Tuttavia, la Cassazione (cfr. n. 8565/2016 e, da ultimo, n. 21207/2016 e n. 21376/2016) ritiene che tali disposizioni non abbiano alcuna interferenza con la questione del calcolo dell'anzianità contributiva. Dal momento che nel part time verticale ciclico il lavoro perdura anche nei periodi di sosta (non è prevista in tali periodi l'indennità per la disoccupazione), la contribuzione ottenuta, con le garanzie dell'art. 7 cit., deve essere riproporzionata nell'arco dell'intero anno cui i contributi si riferiscono. In altre parole, anche i periodi di interruzione dell'attività lavorativa in qualche modo giovano ai fini dell'anzianità contributiva (i periodi di pausa non costituiscono disoccupazione involontaria). Ritenere i periodi di non lavoro neutri ai fini dell'anzianità porterebbe ad un’ingiusta discriminazione del lavoratore part- time rispetto al lavoratore con rapporto a tempo pieno, anche solo per l'impossibilità, nel primo caso, di applicare durante i periodi di non lavoro gli istituti a tutela del lavoratore (indennità di disoccupazione, indennità di malattia, iscrizione nelle liste di collocamento).
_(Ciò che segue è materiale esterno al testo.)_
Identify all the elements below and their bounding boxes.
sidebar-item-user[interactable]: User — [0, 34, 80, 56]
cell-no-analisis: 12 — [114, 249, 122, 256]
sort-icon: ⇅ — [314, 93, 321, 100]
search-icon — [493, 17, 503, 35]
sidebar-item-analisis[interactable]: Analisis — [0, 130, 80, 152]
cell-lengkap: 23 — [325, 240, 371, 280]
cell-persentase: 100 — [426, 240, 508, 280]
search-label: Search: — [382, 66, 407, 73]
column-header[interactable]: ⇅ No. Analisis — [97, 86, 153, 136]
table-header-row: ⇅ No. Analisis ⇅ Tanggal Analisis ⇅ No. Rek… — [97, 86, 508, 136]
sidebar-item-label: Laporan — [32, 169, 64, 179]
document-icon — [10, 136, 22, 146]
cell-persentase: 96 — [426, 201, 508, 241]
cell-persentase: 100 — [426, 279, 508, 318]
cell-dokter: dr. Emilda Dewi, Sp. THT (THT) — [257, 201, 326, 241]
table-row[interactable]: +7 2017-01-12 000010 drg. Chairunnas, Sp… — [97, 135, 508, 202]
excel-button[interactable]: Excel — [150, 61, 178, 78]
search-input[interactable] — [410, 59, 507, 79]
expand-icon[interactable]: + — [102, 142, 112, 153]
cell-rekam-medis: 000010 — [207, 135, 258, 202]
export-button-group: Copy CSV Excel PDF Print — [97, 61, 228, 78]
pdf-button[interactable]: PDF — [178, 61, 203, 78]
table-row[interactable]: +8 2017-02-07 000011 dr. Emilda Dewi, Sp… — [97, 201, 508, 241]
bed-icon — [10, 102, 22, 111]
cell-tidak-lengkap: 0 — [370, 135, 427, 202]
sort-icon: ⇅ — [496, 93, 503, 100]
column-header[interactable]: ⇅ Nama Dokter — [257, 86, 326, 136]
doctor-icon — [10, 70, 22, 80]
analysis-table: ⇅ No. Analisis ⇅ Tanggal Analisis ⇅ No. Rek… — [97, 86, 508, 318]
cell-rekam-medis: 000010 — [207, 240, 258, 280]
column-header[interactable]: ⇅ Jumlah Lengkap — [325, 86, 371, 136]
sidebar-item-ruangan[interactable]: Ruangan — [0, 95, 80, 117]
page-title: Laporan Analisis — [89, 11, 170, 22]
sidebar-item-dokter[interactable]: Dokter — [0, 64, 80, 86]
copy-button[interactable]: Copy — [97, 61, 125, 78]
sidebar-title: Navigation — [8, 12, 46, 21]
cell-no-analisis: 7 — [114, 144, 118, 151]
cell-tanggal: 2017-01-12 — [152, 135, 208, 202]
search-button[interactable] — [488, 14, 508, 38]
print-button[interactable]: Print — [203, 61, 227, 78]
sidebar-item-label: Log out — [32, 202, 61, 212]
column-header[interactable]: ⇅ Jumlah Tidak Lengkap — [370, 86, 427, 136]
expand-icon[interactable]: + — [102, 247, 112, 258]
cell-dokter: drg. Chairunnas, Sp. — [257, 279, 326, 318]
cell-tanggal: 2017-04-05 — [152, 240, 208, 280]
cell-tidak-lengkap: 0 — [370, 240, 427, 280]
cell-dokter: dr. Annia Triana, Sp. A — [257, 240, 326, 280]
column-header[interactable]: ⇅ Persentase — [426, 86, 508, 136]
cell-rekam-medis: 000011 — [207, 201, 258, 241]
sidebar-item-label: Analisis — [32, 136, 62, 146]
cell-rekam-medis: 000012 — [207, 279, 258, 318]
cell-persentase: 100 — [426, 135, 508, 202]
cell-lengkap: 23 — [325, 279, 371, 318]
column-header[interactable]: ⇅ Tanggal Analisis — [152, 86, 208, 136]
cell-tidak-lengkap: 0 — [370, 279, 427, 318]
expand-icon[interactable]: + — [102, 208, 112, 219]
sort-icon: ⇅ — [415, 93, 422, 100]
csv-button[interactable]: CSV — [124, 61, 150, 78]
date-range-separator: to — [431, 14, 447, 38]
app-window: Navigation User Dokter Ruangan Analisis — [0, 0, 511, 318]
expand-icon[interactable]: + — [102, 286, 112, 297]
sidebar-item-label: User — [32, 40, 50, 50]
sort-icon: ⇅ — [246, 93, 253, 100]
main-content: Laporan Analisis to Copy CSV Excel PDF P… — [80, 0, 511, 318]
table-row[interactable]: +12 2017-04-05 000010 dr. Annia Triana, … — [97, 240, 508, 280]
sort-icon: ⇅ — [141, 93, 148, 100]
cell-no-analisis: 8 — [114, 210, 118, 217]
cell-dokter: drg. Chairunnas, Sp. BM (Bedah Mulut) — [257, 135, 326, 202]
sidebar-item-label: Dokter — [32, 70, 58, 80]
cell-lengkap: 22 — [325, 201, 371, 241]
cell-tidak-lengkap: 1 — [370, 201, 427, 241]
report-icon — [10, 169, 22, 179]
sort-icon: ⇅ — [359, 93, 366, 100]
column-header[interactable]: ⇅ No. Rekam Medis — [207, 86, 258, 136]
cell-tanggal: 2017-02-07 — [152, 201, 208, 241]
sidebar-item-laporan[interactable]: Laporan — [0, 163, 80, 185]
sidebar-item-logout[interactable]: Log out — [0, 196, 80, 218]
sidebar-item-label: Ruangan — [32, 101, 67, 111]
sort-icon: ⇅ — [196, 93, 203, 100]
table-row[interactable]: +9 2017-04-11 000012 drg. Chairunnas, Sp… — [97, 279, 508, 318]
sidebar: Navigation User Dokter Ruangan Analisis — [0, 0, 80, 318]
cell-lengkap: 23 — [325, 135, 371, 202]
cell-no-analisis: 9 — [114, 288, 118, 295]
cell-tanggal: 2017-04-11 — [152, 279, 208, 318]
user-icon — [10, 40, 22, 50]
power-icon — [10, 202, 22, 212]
Oltretutto, la disparità di trattamento si produrrebbe anche con riferimento ai lavoratori a part-time orizzontale, a parità di orario, considerando il fatto che ai fini dell'accredito del contributo settimanale per questi lavoratori le settimane da accreditare non subiscono alcuna riduzione per effetto del part time, in quanto la riduzione dell'orario ha rilevanza solo agli effetti del calcolo della misura della pensione (cfr. cass. sez. lav. n. 21376/2016).